Hard to know quite how to feel about the tempest that resulted when four members of the organization Moms Demand Action for Gun Sense got together for a lunchtime chat at Blue Mesa Grill in Arlington, Texas (a few miles from my own home turf, as it happens).

Members of the group Open Carry Texas showed up in a larger group of 15 or 20, carrying their assault rifles. It’s not illegal to carry “long guns” there, but it certainly raises a few questions of propriety and intent.

In purely practical terms, in an age of regular mass shootings and attempted mass shootings, showing up somewhere armed unavoidably raises the question, at least in NRA terms, is the person openly carrying a gun a “good guy” or a “bad guy?” Of course, this underlines the fact that even the perpetrators of mass shootings are “good guys” until they squeeze the trigger trying to hurt someone. If you see someone walk into a shopping mall with an assault rifle, should you congratulate them on exercising their Second Amendment rights, run away, or try to stop them?

“Protesting” by carrying a gun seems like a good way to cause or experience problems. The furor surrounding the incident seems to focus mostly on whether these folks were “intimidating” the Moms having their meeting. It seems self-evident that carrying a gun in public is intimidating in our era and culture, which is certainly a key to the psychology of wanting to do so. Arguing that it isn’t is a point that works on paper, but not so much in practice. We simply are no longer a culture in which people regularly carry. There was simply little reason to after the frontiers closed and hunting for food ceased to be necessity, and people have grown used to living in an unarmed world (discounting, of course, concealed weapons). We just aren’t used to it, outside of those in uniform. These folks seem disingenuous at best in arguing that intimidation wasn’t part of the equation.

Clearly, they were operating within the law. No one can fault them there. But is this kind of protest a decent thing to do, regardless of its legality? Hard to say–rather a gray zone, to say the least.

One thing’s for sure–the group released a photo in response to another that showed them in a less smiley and patriotic light. But even that photo, smiles and all, shows members of the group posing with finger near or on the trigger. That seems like an unambiguous nod in the direction of intimidation, not to mention bad judgment in the safety department.

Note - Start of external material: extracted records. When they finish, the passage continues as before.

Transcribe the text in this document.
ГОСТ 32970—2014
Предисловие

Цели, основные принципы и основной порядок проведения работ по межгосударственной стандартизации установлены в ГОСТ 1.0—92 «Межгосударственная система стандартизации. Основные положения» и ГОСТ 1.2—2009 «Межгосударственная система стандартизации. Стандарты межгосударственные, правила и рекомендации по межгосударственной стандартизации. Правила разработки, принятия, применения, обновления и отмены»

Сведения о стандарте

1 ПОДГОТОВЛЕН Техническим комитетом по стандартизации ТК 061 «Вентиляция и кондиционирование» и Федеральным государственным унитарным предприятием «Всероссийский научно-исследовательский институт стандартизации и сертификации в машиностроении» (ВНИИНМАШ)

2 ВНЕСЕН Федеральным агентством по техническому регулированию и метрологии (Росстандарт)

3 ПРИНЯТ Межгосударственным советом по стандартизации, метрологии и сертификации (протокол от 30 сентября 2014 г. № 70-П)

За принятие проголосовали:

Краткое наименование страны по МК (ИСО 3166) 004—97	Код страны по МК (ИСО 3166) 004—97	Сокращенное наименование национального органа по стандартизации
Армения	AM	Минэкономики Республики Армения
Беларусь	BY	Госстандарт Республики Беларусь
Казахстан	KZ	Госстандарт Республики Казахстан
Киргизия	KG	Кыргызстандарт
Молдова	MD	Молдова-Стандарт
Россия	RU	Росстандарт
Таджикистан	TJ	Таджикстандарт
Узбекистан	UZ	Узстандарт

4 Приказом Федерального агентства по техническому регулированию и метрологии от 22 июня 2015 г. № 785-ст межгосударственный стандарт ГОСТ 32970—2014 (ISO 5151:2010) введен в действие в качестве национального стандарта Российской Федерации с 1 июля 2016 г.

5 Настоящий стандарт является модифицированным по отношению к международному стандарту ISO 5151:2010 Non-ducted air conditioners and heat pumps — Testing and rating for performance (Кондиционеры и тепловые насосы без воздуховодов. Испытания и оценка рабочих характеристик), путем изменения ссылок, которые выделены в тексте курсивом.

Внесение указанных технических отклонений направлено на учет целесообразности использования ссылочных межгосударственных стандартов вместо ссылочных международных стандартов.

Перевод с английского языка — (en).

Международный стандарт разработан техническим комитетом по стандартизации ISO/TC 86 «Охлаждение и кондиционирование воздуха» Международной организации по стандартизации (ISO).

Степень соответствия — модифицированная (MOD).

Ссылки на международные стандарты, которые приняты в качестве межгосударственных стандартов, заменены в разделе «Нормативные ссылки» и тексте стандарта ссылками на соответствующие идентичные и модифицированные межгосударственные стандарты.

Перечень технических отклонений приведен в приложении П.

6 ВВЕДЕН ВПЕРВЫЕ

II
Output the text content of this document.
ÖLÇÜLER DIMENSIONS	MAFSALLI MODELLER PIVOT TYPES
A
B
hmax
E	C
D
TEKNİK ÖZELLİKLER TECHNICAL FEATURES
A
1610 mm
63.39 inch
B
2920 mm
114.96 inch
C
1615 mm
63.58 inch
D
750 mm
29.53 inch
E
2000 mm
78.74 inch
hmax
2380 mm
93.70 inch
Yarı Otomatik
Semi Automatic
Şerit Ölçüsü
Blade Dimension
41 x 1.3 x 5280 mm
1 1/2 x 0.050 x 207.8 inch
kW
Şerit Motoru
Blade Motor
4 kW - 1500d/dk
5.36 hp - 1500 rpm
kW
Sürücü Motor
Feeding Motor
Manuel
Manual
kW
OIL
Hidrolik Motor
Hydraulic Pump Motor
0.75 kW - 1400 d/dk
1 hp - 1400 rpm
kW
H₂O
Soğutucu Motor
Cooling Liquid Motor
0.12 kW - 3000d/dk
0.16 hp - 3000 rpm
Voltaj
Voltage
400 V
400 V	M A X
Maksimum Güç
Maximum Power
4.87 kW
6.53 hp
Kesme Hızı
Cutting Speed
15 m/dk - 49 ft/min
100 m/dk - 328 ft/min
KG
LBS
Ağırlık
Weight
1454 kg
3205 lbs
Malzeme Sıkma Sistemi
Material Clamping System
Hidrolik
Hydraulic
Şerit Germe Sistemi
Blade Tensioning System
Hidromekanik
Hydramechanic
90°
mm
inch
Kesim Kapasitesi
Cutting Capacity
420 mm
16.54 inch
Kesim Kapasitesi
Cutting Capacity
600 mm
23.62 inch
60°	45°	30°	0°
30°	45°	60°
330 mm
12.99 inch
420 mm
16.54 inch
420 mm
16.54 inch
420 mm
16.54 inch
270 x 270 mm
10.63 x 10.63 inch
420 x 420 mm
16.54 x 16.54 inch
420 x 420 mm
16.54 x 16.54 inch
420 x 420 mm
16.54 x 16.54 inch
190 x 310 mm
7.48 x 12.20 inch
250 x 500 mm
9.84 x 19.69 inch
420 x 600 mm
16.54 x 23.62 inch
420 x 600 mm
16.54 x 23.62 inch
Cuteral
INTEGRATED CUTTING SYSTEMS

ADDITIONAL: An interesting point amidst the sound and fury–saith our friend k: “Are you implying that mass shooters are former good-guys who carried guns in public until a point which they decided it would be a good idea to shoot a bunch of people? The facts don’t back that up.”

However, that is what our legal system demands–innocent until proven guilty. Until someone breaks a law, their legal status is unquestionably innocent, i.e. “a good guy.” Maybe they carry a gun publicly, maybe they don’t. Immaterial. They aren’t even a “bad guy” once they decide “it would be a good idea to shoot a bunch of people.” Action is necessary to become “bad,” unless you prefer Minority Report approaches. Only once the trigger gets pulled in a shooting incident is that “good guy” a “bad guy.”

The perpetrator might show signs beforehand, but also might not. Even if they do, they haven’t done anything. They are law-abiding citizens.

Our legal system doesn’t allow for it to be any other way. So yes, the facts, the Constitution, and the legal system most assuredly and unavoidably do back that up.

Though personally, I think showing up in a public space with a rifle over your shoulder would make a heck of a lot of people, gun owners/carriers or no, extremely nervous. Even if it’s technically legal. Because no one knows your plans, and guns are notorious for being used to send projectiles out their barrels.